As a mathematician dabbling in AI: we told you so
As a random schmuck who got the gist of it: i told you so
As me: yep, called it
… yes? This has been known since the beginning. Is it news because someone finally convinced Sam Altman?
Neural networks are universal estimators. “The estimate is wrong sometimes!*” is… what estimates are. The chatbot is not an oracle. It’s still bizarrely flexible, for a next-word-guesser, and it’s right often enough for these fuckups to become a problem.
What bugs me are the people going ‘see, it’s not reasoning.’ As if reasoning means you’re never wrong. Humans never misremember, or confidently espouse total nonsense. And we definitely understand brain chemistry and neural networks well enough to say none of these bajillion recurrent operations constitute the process of thinking.
Consciousness can only be explained in terms of unconscious events. Nothing else would be an explanation. So there is some sequence of operations which constitutes a thought. Computer science lets people do math with marbles, or in trinary, or on paper, so it doesn’t matter how exactly that work gets done.
Though it’s probably not happening here. LLMs are the wrong approach.
I think it’s a bit overzealous to say LLMs are the wrong approach. It is possible the math behind them would be useless to a true AI, but as far as I can tell, the only definitive statement we can make right now is that they can’t be the whole approach. Still, you’re absolutely right that there is a huge set of operations we haven’t figured out yet if we want a genuine AI.
My understanding of consciousness is that it isn’t one single sequence of operations, but a set of simultaneous ones. There’s a ton of stuff all happening at once for each of our senses. Take sight, for example. Just to see things, we need to measure light intensity, color definition, and spacial relationships, and then mix that all together in a meaningful way. Then we have to balance each of our senses, decide which one to focus on in the moment, or even to focus on several at once. And that hasn’t even touched on thoughts, emotions, social relationships, unconscious bodily functions, or the systems in place that let us switch things back and forth between conscious and unconscious, like breathing, or blinking, or walking, and so on. There are hundreds, maybe thousands of operations happening in our brains simultaneously at any given moment.
So, without a doubt, LLMs aren’t the most energy efficient way to do pattern recognition. But I find it hard to believe that a strong system for pattern recognition would be fully unusable in a greater system. If/when we figure the rest out, I’m sure an LLM could be used as a piece of a much greater puzzle… if we wanted to burn all that energy.

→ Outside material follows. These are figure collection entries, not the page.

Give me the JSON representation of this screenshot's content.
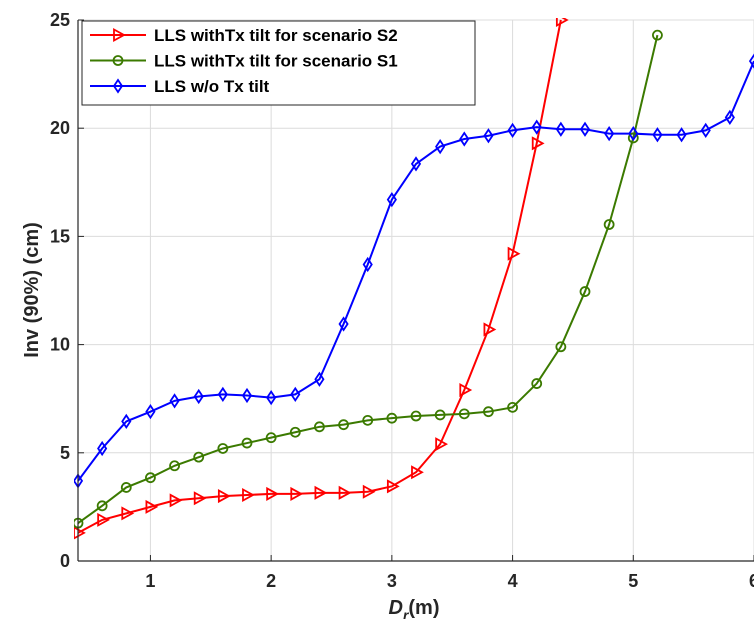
{
  "chart_data": {
    "type": "line",
    "xlabel": "D_r(m)",
    "xlabel_main": "D",
    "xlabel_sub": "r",
    "xlabel_unit": "(m)",
    "ylabel": "Inv (90%) (cm)",
    "xlim": [
      0.4,
      6
    ],
    "ylim": [
      0,
      25
    ],
    "x_ticks": [
      1,
      2,
      3,
      4,
      5,
      6
    ],
    "y_ticks": [
      0,
      5,
      10,
      15,
      20,
      25
    ],
    "x_tick_labels": [
      "1",
      "2",
      "3",
      "4",
      "5",
      "6"
    ],
    "y_tick_labels": [
      "0",
      "5",
      "10",
      "15",
      "20",
      "25"
    ],
    "grid": true,
    "legend_position": "top-left",
    "series": [
      {
        "name": "LLS withTx tilt for scenario S2",
        "color": "#ff0000",
        "marker": "triangle-right",
        "x": [
          0.4,
          0.6,
          0.8,
          1.0,
          1.2,
          1.4,
          1.6,
          1.8,
          2.0,
          2.2,
          2.4,
          2.6,
          2.8,
          3.0,
          3.2,
          3.4,
          3.6,
          3.8,
          4.0,
          4.2,
          4.4
        ],
        "y": [
          1.3,
          1.9,
          2.2,
          2.5,
          2.8,
          2.9,
          3.0,
          3.05,
          3.1,
          3.1,
          3.15,
          3.15,
          3.2,
          3.45,
          4.1,
          5.4,
          7.9,
          10.7,
          14.2,
          19.3,
          25.0
        ]
      },
      {
        "name": "LLS withTx tilt for scenario S1",
        "color": "#3b7a00",
        "marker": "circle",
        "x": [
          0.4,
          0.6,
          0.8,
          1.0,
          1.2,
          1.4,
          1.6,
          1.8,
          2.0,
          2.2,
          2.4,
          2.6,
          2.8,
          3.0,
          3.2,
          3.4,
          3.6,
          3.8,
          4.0,
          4.2,
          4.4,
          4.6,
          4.8,
          5.0,
          5.2
        ],
        "y": [
          1.75,
          2.55,
          3.4,
          3.85,
          4.4,
          4.8,
          5.2,
          5.45,
          5.7,
          5.95,
          6.2,
          6.3,
          6.5,
          6.6,
          6.7,
          6.75,
          6.8,
          6.9,
          7.1,
          8.2,
          9.9,
          12.45,
          15.55,
          19.55,
          24.3
        ]
      },
      {
        "name": "LLS w/o Tx tilt",
        "color": "#0000ff",
        "marker": "diamond",
        "x": [
          0.4,
          0.6,
          0.8,
          1.0,
          1.2,
          1.4,
          1.6,
          1.8,
          2.0,
          2.2,
          2.4,
          2.6,
          2.8,
          3.0,
          3.2,
          3.4,
          3.6,
          3.8,
          4.0,
          4.2,
          4.4,
          4.6,
          4.8,
          5.0,
          5.2,
          5.4,
          5.6,
          5.8,
          6.0
        ],
        "y": [
          3.7,
          5.2,
          6.45,
          6.9,
          7.4,
          7.6,
          7.7,
          7.65,
          7.55,
          7.7,
          8.4,
          10.95,
          13.7,
          16.7,
          18.35,
          19.15,
          19.5,
          19.65,
          19.9,
          20.05,
          19.95,
          19.95,
          19.75,
          19.75,
          19.7,
          19.7,
          19.9,
          20.5,
          23.1
        ]
      }
    ]
  }
}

To the network, matrix operations are simultaneous. Not that I believe parallelism is necessary. Embodiment is more plausible, but we just don’t know.
We do know LLMs kinda suck. They’re a bad first attempt. Diffusion emerged at the same time, and now generates plausible video faster than a camera. Those models are witchcraft and the witchcraft keeps getting stronger. LLMs hit a plateau because this is what they do. An ungodly amount of money has been spend chasing marginal improvements at ballooning scale. Higher abstraction will likely emerge as companies shrink models down and pursue maximum training epochs… but they’ll always be more chatbot than person.

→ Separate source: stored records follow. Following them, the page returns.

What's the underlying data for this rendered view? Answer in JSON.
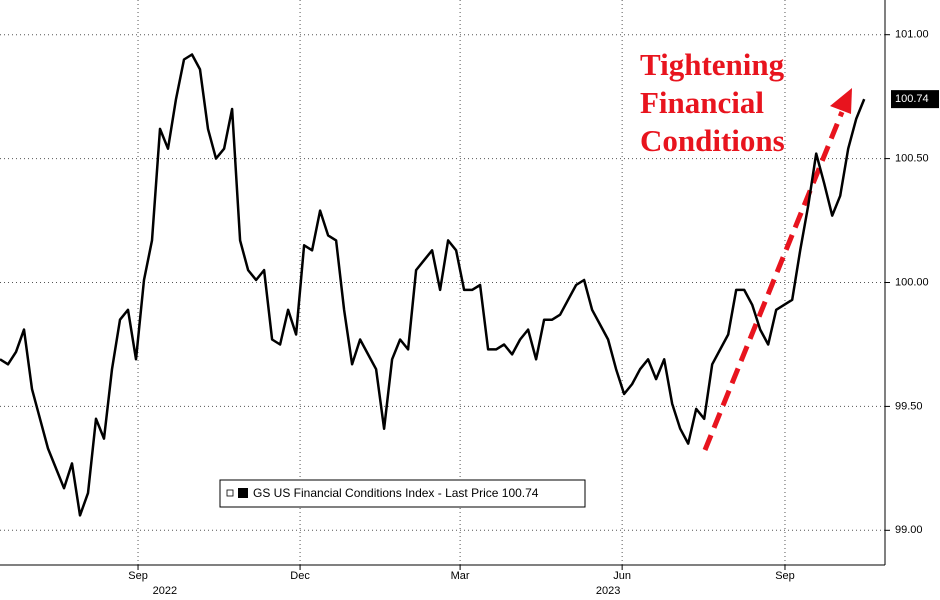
{
  "chart_data": {
    "type": "line",
    "series": [
      {
        "name": "GS US Financial Conditions Index - Last Price 100.74",
        "color": "#000000",
        "values": [
          99.69,
          99.67,
          99.72,
          99.81,
          99.57,
          99.45,
          99.33,
          99.25,
          99.17,
          99.27,
          99.06,
          99.15,
          99.45,
          99.37,
          99.65,
          99.85,
          99.89,
          99.69,
          100.01,
          100.17,
          100.62,
          100.54,
          100.74,
          100.9,
          100.92,
          100.86,
          100.62,
          100.5,
          100.54,
          100.7,
          100.17,
          100.05,
          100.01,
          100.05,
          99.77,
          99.75,
          99.89,
          99.79,
          100.15,
          100.13,
          100.29,
          100.19,
          100.17,
          99.89,
          99.67,
          99.77,
          99.71,
          99.65,
          99.41,
          99.69,
          99.77,
          99.73,
          100.05,
          100.09,
          100.13,
          99.97,
          100.17,
          100.13,
          99.97,
          99.97,
          99.99,
          99.73,
          99.73,
          99.75,
          99.71,
          99.77,
          99.81,
          99.69,
          99.85,
          99.85,
          99.87,
          99.93,
          99.99,
          100.01,
          99.89,
          99.83,
          99.77,
          99.65,
          99.55,
          99.59,
          99.65,
          99.69,
          99.61,
          99.69,
          99.51,
          99.41,
          99.35,
          99.49,
          99.45,
          99.67,
          99.73,
          99.79,
          99.97,
          99.97,
          99.91,
          99.81,
          99.75,
          99.89,
          99.91,
          99.93,
          100.13,
          100.31,
          100.52,
          100.4,
          100.27,
          100.35,
          100.54,
          100.66,
          100.74
        ]
      }
    ],
    "last_price": 100.74,
    "xlim": [
      0,
      110.6
    ],
    "xticks": [
      {
        "value": 17.25,
        "label": "Sep"
      },
      {
        "value": 37.5,
        "label": "Dec"
      },
      {
        "value": 57.5,
        "label": "Mar"
      },
      {
        "value": 77.75,
        "label": "Jun"
      },
      {
        "value": 98.1,
        "label": "Sep"
      }
    ],
    "year_labels": [
      {
        "value": 20.6,
        "label": "2022"
      },
      {
        "value": 76,
        "label": "2023"
      }
    ],
    "ylim": [
      98.86,
      101.14
    ],
    "yticks": [
      {
        "value": 99,
        "label": "99.00"
      },
      {
        "value": 99.5,
        "label": "99.50"
      },
      {
        "value": 100,
        "label": "100.00"
      },
      {
        "value": 100.5,
        "label": "100.50"
      },
      {
        "value": 101,
        "label": "101.00"
      }
    ],
    "grid": true,
    "annotation": [
      "Tightening",
      "Financial",
      "Conditions"
    ]
  }
}
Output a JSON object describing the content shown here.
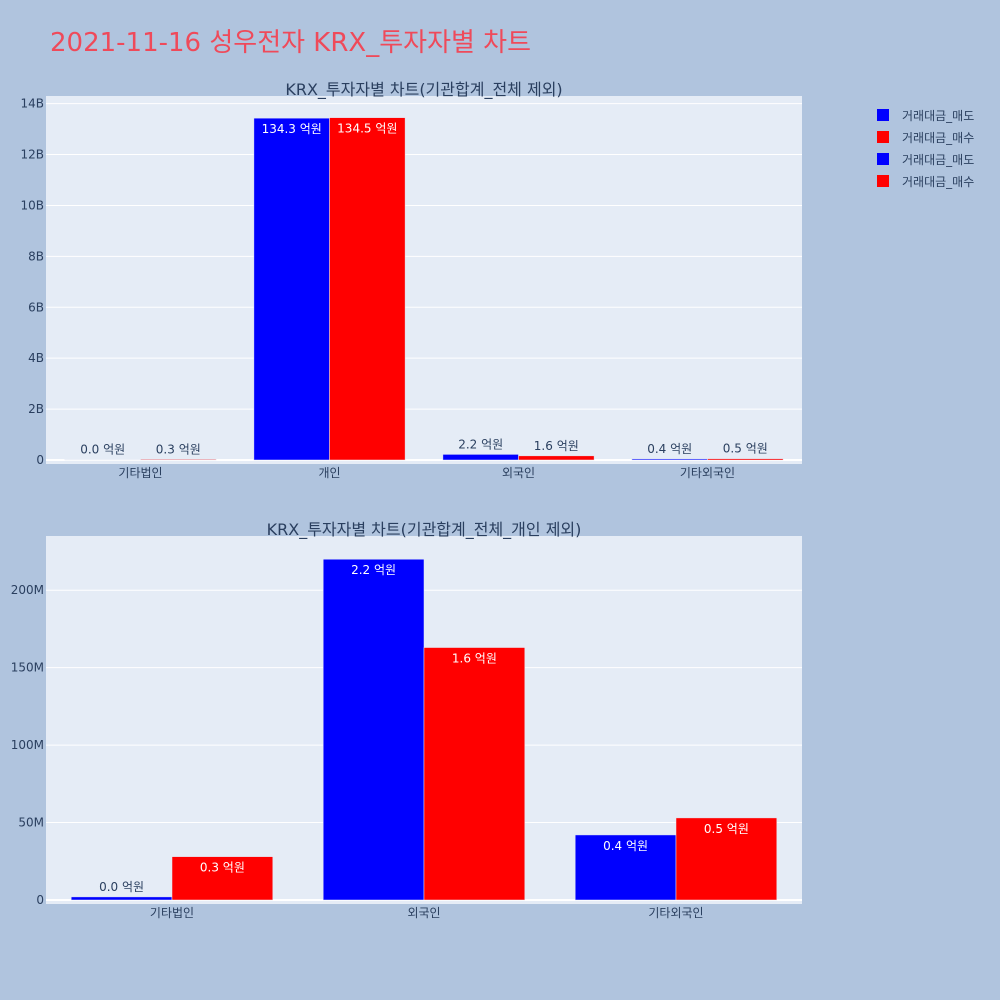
{
  "page_title": "2021-11-16 성우전자 KRX_투자자별 차트",
  "colors": {
    "sell": "#0000ff",
    "buy": "#ff0000",
    "plot_bg": "#e5ecf6",
    "page_bg": "#b0c4de",
    "title": "#ef4a5a"
  },
  "legend": [
    {
      "label": "거래대금_매도",
      "color": "#0000ff"
    },
    {
      "label": "거래대금_매수",
      "color": "#ff0000"
    },
    {
      "label": "거래대금_매도",
      "color": "#0000ff"
    },
    {
      "label": "거래대금_매수",
      "color": "#ff0000"
    }
  ],
  "chart_data": [
    {
      "type": "bar",
      "title": "KRX_투자자별 차트(기관합계_전체 제외)",
      "categories": [
        "기타법인",
        "개인",
        "외국인",
        "기타외국인"
      ],
      "series": [
        {
          "name": "거래대금_매도",
          "color": "#0000ff",
          "values": [
            2000000,
            13430000000,
            220000000,
            42000000
          ],
          "labels": [
            "0.0 억원",
            "134.3 억원",
            "2.2 억원",
            "0.4 억원"
          ]
        },
        {
          "name": "거래대금_매수",
          "color": "#ff0000",
          "values": [
            28000000,
            13450000000,
            163000000,
            53000000
          ],
          "labels": [
            "0.3 억원",
            "134.5 억원",
            "1.6 억원",
            "0.5 억원"
          ]
        }
      ],
      "ylim": [
        0,
        14300000000
      ],
      "yticks": [
        0,
        2000000000,
        4000000000,
        6000000000,
        8000000000,
        10000000000,
        12000000000,
        14000000000
      ],
      "yticklabels": [
        "0",
        "2B",
        "4B",
        "6B",
        "8B",
        "10B",
        "12B",
        "14B"
      ],
      "grid": true
    },
    {
      "type": "bar",
      "title": "KRX_투자자별 차트(기관합계_전체_개인 제외)",
      "categories": [
        "기타법인",
        "외국인",
        "기타외국인"
      ],
      "series": [
        {
          "name": "거래대금_매도",
          "color": "#0000ff",
          "values": [
            2000000,
            220000000,
            42000000
          ],
          "labels": [
            "0.0 억원",
            "2.2 억원",
            "0.4 억원"
          ]
        },
        {
          "name": "거래대금_매수",
          "color": "#ff0000",
          "values": [
            28000000,
            163000000,
            53000000
          ],
          "labels": [
            "0.3 억원",
            "1.6 억원",
            "0.5 억원"
          ]
        }
      ],
      "ylim": [
        0,
        235000000
      ],
      "yticks": [
        0,
        50000000,
        100000000,
        150000000,
        200000000
      ],
      "yticklabels": [
        "0",
        "50M",
        "100M",
        "150M",
        "200M"
      ],
      "grid": true
    }
  ]
}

They do simultaneous workloads but each load is essentially performing the same function. A person, on the other hand, is a huge variety of differing functions all working in tandem; a set of vastly different operations that are all inextricably linked together to form who we are. No single form of generative algorithm is anything more than a tiny fraction of what we think of as a conscious being. They might perform the one operation they’re meant for on a much greater scale than we do, but we are nowhere near linking all those pieces together in a meaningful, cohesive stream.
Edit, think of the algorithms like adding more cores to a CPU. Sure, you can process workloads simultaneously, but each workload is interchangeable and can be arbitrarily assigned to each core or thread. Not so with people. Every single operation is assigned to a specialized part of the brain that only does that one specific type of operation. And you can’t just swap out the RAM or GPU; every piece is wired specifically to interact with only the other pieces they were grown together with.
sucks when the pesky limits of physical reality get in the way of your AI superintelligences from actually being intelligent.